The sequence distance is given by the Hamming distance, which is calculated by subtracting the percentage identity (fraction) from 1, and the structural distance is the RMSD. We can also calculate and show the matrices and trees for these from the PDB ensemble.

In [13]: seqid_matrix = buildSeqidMatrix(ens.getMSA())

In [14]: seqd_matrix = 1. - seqid_matrix

In [15]: showMatrix(seqd_matrix, origin='upper');

In [16]: seqd_tree = calcTree(names=labels,
   ....:                      distance_matrix=seqd_matrix,
   ....:                      method='upgma')
   ....: 

In [17]: showTree(seqd_tree, format='plt');

In [18]: reordered_seqd, indices = reorderMatrix(labels, seqd_matrix, seqd_tree)

In [19]: showMatrix(reordered_seqd, origin='upper');
../../_images/ens_gnms_seqd_matrix.png ../../_images/ens_gnms_seqd_tree.png ../../_images/ens_gnms_seqd_reordered_seqd_matrix.png
In [20]: rmsd_matrix = ens.getRMSDs(pairwise=True)

In [21]: showMatrix(rmsd_matrix, origin='upper');

In [22]: rmsd_tree = calcTree(names=labels,
   ....:                      distance_matrix=rmsd_matrix,
   ....:                      method='upgma')
   ....: 

In [23]: showTree(rmsd_tree, format='plt');

In [24]: reordered_rmsd, indices = reorderMatrix(labels, rmsd_matrix, rmsd_tree)

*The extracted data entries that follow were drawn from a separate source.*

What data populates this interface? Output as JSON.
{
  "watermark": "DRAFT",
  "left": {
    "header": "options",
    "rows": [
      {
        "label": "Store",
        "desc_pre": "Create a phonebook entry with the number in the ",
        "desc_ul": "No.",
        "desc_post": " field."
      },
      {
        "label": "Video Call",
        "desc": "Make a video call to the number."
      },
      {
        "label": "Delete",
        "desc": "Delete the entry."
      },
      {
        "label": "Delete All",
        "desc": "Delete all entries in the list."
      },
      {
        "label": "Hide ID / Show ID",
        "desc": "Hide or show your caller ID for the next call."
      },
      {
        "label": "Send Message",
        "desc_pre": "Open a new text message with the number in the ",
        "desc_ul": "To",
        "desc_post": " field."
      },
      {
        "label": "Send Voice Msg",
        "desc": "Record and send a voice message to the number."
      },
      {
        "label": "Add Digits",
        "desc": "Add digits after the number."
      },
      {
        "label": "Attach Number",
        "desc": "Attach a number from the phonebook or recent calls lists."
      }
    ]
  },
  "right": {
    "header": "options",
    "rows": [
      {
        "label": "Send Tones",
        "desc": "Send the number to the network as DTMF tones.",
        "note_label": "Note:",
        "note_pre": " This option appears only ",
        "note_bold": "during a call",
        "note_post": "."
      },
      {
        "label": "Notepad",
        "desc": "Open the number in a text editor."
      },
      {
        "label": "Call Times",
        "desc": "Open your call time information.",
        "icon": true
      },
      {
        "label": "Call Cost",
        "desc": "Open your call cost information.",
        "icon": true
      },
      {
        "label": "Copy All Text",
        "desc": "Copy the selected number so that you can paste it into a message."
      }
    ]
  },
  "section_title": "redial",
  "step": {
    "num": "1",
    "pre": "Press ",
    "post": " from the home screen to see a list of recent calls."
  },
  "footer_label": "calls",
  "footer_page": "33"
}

In [25]: showMatrix(reordered_rmsd, origin='upper');
../../_images/ens_gnms_rmsd_matrix.png ../../_images/ens_gnms_rmsd_tree.png ../../_images/ens_gnms_rmsd_reordered_rmsd_matrix.png

Comparing sequence, structural and dynamic classifications

We can reorder the seqd and sod matrices by the RMSD tree too to compare them:

In [26]: reordered_seqd, indices = reorderMatrix(names=labels, matrix=seqd_matrix, tree=rmsd_tree)

In [27]: reordered_sd, indices = reorderMatrix(names=labels, matrix=sd_matrix, tree=rmsd_tree)
In [28]: showMatrix(reordered_seqd, origin='upper')
Out[28]: 
(<matplotlib.image.AxesImage at 0x7f4f1d7e1d50>,
 [],
 <matplotlib.colorbar.Colorbar at 0x7f4f1d779b10>)

In [29]: showMatrix(reordered_rmsd, origin='upper')
Out[29]: 
(<matplotlib.image.AxesImage at 0x7f4f1cb48690>,
 [],
 <matplotlib.colorbar.Colorbar at 0x7f4f1cb2fe50>)

In [30]: showMatrix(reordered_sd, origin='upper')
Out[30]: 
(<matplotlib.image.AxesImage at 0x7f4f1dae7bd0>,
 [],
 <matplotlib.colorbar.Colorbar at 0x7f4f1ca95410>)
../../_images/ens_gnms_rmsd_reordered_seqd_matrix.png ../../_images/ens_gnms_rmsd_reordered_rmsd_matrix.png ../../_images/ens_gnms_rmsd_reordered_sod_matrix.png

This analysis is quite sensitive to how many modes are used. As the number of modes approaches the full number, the dynamic distance order approaches the RMSD order. With smaller numbers, we see finer distinctions. This is particularly clear in the current case where we used just one mode.